In a new ethics opinion, the Orange County Bar Association’s Professionalism & Ethics Committee has opined that, under most circumstances, a California lawyer is not obligated to reveal that a freelance lawyer participated in drafting documents submitted to the court. In the opinion, the Committee expands the use of the term “ghostwriting” from its common legal industry connotation (a lawyer’s participation in drafting a document that a pro se party submits to the court without revealing the attorney’s involvement) to encompass work that one lawyer (whether or not admitted to practice in California) performs for another lawyer.
The Committee first explained that concerns about the duties of candor (Cal. Bus. & Prof. Code §6068(d); Cal. R. Prof’l Conduct 5-200(A), (B)) and honesty (Cal. Bus. & Prof Code §6106) that have led some jurisdictions—although, notably, not California—to require disclosure of an attorney’s involvement in drafting documents submitted by pro se litigants are inapplicable where the ghostwriting is performed for another lawyer. This is so because the freelance lawyer has not made any affirmative statement to the court or in any way misled the court or opposing counsel.

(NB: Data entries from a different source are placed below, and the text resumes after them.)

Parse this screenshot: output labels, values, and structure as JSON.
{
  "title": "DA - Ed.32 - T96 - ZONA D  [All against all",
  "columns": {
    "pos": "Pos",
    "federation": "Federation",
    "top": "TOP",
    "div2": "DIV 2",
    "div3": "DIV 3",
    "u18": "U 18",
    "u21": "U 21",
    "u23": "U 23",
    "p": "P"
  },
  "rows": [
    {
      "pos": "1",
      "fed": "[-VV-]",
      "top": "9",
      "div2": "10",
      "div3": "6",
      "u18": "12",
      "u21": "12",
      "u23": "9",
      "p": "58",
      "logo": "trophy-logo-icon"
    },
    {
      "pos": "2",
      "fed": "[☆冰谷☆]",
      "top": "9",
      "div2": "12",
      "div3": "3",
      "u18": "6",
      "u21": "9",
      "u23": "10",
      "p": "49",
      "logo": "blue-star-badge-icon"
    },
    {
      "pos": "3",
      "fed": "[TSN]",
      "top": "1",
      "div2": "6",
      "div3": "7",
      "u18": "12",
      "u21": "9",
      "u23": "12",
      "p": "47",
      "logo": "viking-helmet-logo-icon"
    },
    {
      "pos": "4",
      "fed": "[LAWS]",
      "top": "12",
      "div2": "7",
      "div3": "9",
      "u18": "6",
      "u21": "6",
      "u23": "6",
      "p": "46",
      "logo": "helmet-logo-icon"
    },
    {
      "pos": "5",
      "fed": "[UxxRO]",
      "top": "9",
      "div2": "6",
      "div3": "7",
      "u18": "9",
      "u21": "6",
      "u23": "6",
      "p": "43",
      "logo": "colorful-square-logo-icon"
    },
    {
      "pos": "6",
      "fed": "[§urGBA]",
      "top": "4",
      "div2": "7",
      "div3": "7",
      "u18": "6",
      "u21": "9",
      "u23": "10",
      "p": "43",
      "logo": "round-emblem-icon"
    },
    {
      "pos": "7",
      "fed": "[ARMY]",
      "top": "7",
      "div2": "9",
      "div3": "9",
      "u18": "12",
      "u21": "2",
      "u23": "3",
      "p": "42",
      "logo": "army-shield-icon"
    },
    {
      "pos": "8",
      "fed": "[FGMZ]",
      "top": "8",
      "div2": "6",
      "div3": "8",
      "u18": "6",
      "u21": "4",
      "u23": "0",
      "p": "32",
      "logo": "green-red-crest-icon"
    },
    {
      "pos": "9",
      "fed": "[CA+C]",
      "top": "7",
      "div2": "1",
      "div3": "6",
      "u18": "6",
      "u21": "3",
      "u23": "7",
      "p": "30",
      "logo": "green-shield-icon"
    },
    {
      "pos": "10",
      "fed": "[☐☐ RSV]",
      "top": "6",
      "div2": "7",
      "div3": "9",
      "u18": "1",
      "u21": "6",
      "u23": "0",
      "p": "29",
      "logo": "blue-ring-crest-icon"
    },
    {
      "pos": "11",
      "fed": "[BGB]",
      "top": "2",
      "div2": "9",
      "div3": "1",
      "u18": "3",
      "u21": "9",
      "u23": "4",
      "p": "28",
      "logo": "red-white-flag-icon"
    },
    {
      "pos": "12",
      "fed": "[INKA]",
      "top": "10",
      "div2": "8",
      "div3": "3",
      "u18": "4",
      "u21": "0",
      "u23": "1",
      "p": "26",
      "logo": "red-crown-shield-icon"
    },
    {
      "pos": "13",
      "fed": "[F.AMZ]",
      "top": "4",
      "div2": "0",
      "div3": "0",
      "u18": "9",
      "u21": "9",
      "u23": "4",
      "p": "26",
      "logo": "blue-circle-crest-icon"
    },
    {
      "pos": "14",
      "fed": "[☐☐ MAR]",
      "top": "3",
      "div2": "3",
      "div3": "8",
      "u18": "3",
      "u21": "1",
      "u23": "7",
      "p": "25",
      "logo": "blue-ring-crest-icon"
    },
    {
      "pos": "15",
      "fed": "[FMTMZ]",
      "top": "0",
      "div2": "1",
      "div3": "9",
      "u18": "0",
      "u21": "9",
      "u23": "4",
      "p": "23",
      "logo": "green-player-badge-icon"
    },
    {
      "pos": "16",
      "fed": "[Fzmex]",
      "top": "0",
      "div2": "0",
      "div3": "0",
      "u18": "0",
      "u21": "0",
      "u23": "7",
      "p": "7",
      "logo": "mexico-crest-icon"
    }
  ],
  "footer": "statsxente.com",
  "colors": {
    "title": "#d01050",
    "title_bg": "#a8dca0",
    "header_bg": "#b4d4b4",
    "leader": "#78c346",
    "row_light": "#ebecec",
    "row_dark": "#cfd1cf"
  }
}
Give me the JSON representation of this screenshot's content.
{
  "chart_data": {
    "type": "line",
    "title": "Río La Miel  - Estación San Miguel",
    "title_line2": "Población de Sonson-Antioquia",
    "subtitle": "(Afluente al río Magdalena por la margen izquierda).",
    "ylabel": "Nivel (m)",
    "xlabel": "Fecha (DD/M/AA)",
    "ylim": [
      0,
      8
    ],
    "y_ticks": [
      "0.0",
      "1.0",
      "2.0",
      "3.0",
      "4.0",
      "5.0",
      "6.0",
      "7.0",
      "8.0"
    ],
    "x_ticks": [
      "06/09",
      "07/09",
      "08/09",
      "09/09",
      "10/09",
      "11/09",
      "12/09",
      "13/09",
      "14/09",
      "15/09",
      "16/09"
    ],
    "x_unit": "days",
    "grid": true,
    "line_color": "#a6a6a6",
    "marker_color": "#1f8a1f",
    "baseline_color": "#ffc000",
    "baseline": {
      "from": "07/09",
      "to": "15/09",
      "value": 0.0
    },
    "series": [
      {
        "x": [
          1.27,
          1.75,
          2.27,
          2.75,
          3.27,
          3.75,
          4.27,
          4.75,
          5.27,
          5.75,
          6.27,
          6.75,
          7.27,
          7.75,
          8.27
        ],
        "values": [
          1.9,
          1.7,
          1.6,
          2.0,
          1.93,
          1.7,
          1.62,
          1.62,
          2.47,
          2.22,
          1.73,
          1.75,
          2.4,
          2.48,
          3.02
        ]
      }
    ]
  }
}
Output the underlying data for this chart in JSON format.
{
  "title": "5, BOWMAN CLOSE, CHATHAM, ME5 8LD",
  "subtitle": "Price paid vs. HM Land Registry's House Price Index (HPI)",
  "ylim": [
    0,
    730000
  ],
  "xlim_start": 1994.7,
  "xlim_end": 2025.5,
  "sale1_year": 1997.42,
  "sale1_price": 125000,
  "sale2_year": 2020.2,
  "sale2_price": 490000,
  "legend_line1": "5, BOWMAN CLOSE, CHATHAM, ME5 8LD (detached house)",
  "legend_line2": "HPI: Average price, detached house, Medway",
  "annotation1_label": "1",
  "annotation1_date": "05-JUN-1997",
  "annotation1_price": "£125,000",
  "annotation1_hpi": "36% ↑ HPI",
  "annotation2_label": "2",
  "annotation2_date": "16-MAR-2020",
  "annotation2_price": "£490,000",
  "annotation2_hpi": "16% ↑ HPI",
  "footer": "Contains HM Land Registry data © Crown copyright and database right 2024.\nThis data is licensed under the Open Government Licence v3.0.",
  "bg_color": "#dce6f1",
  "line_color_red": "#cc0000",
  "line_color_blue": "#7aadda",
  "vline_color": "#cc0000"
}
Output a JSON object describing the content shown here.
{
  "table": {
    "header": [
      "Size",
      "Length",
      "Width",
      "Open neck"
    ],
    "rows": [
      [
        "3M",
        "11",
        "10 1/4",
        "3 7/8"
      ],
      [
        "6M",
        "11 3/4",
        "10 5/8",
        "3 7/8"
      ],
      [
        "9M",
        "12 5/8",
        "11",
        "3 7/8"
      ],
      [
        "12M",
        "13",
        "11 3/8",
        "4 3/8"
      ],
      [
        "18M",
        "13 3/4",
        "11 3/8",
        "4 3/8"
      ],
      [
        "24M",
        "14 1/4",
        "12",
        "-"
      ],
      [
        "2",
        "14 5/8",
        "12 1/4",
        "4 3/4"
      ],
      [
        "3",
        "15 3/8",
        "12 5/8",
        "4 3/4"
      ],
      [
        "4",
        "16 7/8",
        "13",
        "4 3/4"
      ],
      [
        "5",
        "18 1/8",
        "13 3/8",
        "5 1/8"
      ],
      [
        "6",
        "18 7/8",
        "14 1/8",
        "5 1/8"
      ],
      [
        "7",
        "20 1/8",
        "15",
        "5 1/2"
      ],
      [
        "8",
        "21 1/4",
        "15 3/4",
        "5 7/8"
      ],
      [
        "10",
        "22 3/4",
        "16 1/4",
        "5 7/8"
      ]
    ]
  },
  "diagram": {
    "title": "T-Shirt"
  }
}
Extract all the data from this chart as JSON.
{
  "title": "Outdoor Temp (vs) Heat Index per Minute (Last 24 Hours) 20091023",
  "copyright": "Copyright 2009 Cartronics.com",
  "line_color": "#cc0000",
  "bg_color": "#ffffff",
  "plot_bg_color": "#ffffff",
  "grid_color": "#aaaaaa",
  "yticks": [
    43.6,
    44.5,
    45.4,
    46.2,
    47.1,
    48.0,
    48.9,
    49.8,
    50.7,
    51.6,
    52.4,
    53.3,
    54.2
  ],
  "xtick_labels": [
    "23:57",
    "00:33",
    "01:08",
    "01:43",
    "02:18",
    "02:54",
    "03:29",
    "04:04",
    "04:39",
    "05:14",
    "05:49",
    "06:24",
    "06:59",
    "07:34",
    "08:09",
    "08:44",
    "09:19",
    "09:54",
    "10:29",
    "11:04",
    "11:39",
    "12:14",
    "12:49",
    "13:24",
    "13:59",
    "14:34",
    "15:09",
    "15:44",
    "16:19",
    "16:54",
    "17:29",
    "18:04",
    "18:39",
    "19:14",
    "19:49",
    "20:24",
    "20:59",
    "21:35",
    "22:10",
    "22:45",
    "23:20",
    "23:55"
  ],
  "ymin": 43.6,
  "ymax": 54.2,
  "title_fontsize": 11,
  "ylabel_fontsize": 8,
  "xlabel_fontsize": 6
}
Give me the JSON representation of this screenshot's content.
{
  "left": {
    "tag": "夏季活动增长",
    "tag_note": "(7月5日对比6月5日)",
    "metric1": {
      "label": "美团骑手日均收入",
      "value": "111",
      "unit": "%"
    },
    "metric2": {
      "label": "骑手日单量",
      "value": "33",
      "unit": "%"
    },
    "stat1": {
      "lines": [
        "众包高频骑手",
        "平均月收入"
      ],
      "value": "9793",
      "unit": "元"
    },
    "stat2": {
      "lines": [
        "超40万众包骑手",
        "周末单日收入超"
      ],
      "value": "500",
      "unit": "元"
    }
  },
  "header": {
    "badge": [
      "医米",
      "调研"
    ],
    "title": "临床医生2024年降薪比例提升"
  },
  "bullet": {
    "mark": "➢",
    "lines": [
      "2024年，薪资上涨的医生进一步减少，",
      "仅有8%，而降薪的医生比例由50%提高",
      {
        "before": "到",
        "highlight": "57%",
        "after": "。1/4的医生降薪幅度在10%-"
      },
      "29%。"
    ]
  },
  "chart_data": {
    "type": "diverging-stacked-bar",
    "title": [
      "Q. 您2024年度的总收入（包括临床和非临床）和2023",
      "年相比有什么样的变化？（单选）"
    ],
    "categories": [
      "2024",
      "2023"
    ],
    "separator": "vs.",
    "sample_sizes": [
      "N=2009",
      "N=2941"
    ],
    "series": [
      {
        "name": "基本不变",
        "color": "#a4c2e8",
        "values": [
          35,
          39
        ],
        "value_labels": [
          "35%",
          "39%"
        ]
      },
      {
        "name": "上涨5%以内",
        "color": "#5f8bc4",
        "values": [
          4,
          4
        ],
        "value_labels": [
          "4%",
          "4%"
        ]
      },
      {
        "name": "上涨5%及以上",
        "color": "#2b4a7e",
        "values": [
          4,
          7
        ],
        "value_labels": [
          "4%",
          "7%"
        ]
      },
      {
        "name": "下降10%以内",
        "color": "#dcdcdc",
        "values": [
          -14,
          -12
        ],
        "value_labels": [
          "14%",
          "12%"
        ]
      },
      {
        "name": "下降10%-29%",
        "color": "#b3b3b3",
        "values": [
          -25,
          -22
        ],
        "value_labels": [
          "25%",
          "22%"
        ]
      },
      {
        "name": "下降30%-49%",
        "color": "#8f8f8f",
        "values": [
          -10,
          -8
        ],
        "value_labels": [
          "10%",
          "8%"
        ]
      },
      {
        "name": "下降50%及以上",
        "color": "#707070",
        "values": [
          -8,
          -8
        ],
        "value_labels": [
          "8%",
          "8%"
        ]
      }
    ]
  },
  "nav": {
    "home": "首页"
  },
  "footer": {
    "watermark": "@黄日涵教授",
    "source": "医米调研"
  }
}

The Committee next opined that an out-of-state lawyer’s ghostwriting (for a lawyer) generally will not constitute the unauthorized practice of law. The Committee quoted with approval the following language from Winterrowd v. American General Annuity Ins., which involved an Oregon lawyer (not admitted in California or pro hac‘d into the Central District) who assisted a California lawyer in a case before the United States District Court for the Central District of California:
[There is no ethical violation] so long as the particular person admitted in that state is the person who, on behalf of the firm, vouched for the work of all of the others and, with the client and in the courts, did the legal acts defined by that state as the practice of law…
The important requirement in this respect is simply that the local [lawyer] must be admitted in the state and must have the ability to make, and be responsible for making, decisions for the lawyer group.
556 F.3d 815, 824‒25 (9th Cir. 2009). The court noted, however, that, an out-of-state freelance lawyer who has: (1) significant involvement with the client and (2) engages in “sufficient activities in the state or creat[es]…a continuing relationship with a California client that includes the exercise of legal duties” may be considered to be practicing law under Birbrower, Montalbano, Condon & Frank, PC v. Superior Court, 17 Cal. 4th 119, 128 (1998).
Although the issue before it was whether ghostwriting must be revealed to the court and opposing counsel, the Committee next opined that the hiring attorney should inform the client of the hiring of an outside lawyer or firm if the use of the outside lawyer or firm is a significant development. The Committee further recommended disclosing the use of a freelance attorney at the outset of the representation if the hiring attorney knows he will be using an out-of-state freelance attorney. It’s not clear why the Committee limited this recommendation to cases involving out-of-state freelance attorneys, as opposed to California-licensed freelance attorneys. (I recommend disclosing the use of a freelance lawyer to the client and obtaining the client’s consent under all circumstances.)
The Committee noted that a hiring attorney must disclose a freelance lawyer’s involvement in a case to the court and opposing counsel if the client seeks to recover attorneys fees in the litigation.
Finally, the Committee reiterated the bedrock rule that distinguishes the relationship between hiring attorneys and freelance attorneys from the relationship between co-counsel: in the hiring attorney-freelance attorney relationship, the hiring attorney must appropriately supervise the work of the freelance attorney to ensure that the client is represented in a competent manner.
Opinion 2014-1 treads little new ground. While none of the numerous state and local California ethics opinions address whether there is an obligation to disclose to the court and the opposing party a freelance attorney’s participation in drafting court documents, all of the other issues addressed in the opinion are well-settled in California and nationally.